Wednesday, December 6, 2023

The battle against PICA continues…


The enactment of the Proceeds and Instruments of Crime Act (PICA) in 2015 was born out of a realization that existing legislation was inadequate as it is reactive and conviction based; often coming after the proceeds of crime have been dissipated thus making crime a rewarding experience.

The purpose of PICA is to remove the profit incentive from crime. The preamble to PICA states that it is: “An Act to deprive persons of convicted of certain crimes of the benefits and rewards gained from such crimes; to deprive persons of property suspected to be a proceed or instrument of crime; to deal with issues such as money laundering, racketeering and other incidental and connected matters”.

Furthermore, PICA is a relatively new Act which has brought a paradigm shift in dealing with proceeds of crime. In terms of classical criminal law, forfeiture of the proceeds of crime can only come after conviction. The promulgation of PICA came as a result of the realization of the inadequacies in Botswana’s conventional criminal law measures aimed at dealing with organized crime, money laundering, proceeds of crime and racketeering.

PICA has brought about a fundamental change in dealing with proceeds of crime. It has introduced a new concept such as instruments and instrumentalities of crime. Most importantly it has introduced the concept of civil penalty orders and civil forfeiture orders not necessarily conviction based.

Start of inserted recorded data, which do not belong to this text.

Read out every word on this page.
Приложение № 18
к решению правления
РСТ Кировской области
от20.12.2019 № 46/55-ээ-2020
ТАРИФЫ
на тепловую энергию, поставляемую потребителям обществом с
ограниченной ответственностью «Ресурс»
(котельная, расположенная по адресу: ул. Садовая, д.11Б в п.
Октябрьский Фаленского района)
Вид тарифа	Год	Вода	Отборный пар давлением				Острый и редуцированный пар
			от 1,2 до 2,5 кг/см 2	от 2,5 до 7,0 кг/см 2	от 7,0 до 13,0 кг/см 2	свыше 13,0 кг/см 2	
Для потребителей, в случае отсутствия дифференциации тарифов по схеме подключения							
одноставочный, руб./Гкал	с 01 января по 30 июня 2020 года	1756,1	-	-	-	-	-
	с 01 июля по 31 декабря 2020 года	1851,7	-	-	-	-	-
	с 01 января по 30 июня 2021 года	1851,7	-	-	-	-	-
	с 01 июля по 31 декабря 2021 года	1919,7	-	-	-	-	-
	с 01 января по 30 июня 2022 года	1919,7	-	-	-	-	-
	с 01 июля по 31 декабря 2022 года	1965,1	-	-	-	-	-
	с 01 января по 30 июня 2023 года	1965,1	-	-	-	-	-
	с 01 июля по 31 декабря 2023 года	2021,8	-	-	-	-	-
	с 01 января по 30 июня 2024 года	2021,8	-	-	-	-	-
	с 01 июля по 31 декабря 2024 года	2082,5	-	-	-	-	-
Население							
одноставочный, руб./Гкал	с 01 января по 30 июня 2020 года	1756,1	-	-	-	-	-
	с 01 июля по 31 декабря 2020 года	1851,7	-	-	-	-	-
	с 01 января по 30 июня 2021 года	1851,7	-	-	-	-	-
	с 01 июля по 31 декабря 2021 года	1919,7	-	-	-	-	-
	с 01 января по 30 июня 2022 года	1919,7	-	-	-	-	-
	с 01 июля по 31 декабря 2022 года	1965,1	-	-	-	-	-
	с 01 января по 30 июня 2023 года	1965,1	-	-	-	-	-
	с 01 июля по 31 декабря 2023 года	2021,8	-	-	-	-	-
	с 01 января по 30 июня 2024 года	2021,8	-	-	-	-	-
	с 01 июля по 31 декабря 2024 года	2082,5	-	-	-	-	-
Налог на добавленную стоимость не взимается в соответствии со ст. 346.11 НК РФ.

To cap it all,, it has brought into Botswana criminal law, the concept of in rem applications traditionally applicable to Admiralty law.

The Act also has dimensions as it deals with proceeds of crime committed in foreign jurisdictions.

In his December 2018 judgment, Justice Moroka underscored that civil forfeiture is increasingly being accepted by many nations as a legitimate law enforcement tool to combat serious crime. Forfeiture both prevents further illicit use of the property and imposes an economic penalty, there by rendering illegal behaviour unprofitable.

Despite the victory by state against the four former employees of the Department of land, the state could not secure the same at the highest court in the land recently. Initially the High Court ÔÇô through Justice Nthomiwa Godfrey Nthomiwa had given the state green light to forfeit the P10.5 million that was being battled for against Kgori Capital.

Kgori Capital attorney – Busang Manawe made calculated move, appealing against Justice Nthomiwa’s ruling which was made in April 2019.

In his submission, at the Court of Appeal and even at the High Court, the defendants’ attorney decried of the abuse of PICA by the Directorate of Public Prosecution (DPP) especially in most of the cases that are related to the P230 million National Petroleum Fund (NPF) saga.

By Friday last week, three panel of Court of Appeal Judges being Judge President, Ian Kirby, Justice Harms and Justice Isaac Lesetedi absolved Kenneth Kerekang, former Kgori Capital director – Bakang Seretse and Kgori capital Directors Sarifa Noor and Alfonse Nzinge from any wrong doing.

The Judges said out of the four charges namely money laundering, abuse of office, Cheating of Public Revenue, and obtaining by Public pretences the state has failed to provide any evidence that suggests that Kgori capital was in breach of the binding service agreement.

The Court of appeal judges’ fall short of agreeing with defense that the state is abusing PICA as evidence by their line of dismissal arguing that the heads of arguments by DPP were rather laconic and oral arguments was somewhat different from what had been the case until then.

The judges said, on question as to who had been deceived by Kgori, counsel for DPP Ernest Mosate and his team gave no answer because there was no answer because the government represented by Kerekang knew all and more than two signatories to the mandate and that everyone knew that the management obligation which had to fall on Kgori was due to begin within days.

”Everyone knew that a fee had to be discussed with the department which was at least ostensibly represented by Kerekang. Kgori was not going to do it for free. There was no indication that a fee had to be subject of separate tender process which in any event would have been in breach of the binding service agreement, ”said the judges

On a charge of Public revenue the judges said Kgori was not shown to have acted fraudulently, because the ground was not established even on a prima facie basis.

The court of appeal also found that in a charge of abuse of office, Kerekang was not party to the proceedings because he had not directly or indirectly used his position in a public body to obtain any valuables consideration to benefit himself.

The judges said The High court was wrong to arrive at a conclusion that a serious crime related activity was committed by Kerekang.

The test, the CoA said, is whether Kgori Capital was engaged in a serious crime related activity and to benefit from a crime is not the same as engaging in a crime.

The judges slapped at the state prosecutions legal team for their shoddy work arguing that they have failed to deal and protect government by rebuffing the evidence of Sharifa Noor who is a director and chief operations manager at Kgori capital.

CoA further stated that Kgori Capital openly dealt with the investment portfolio, issued monthly invoices, provides reports, and that it did not as DPP said, go into a spending spree, it did not dissipate money and that it did not move and hide.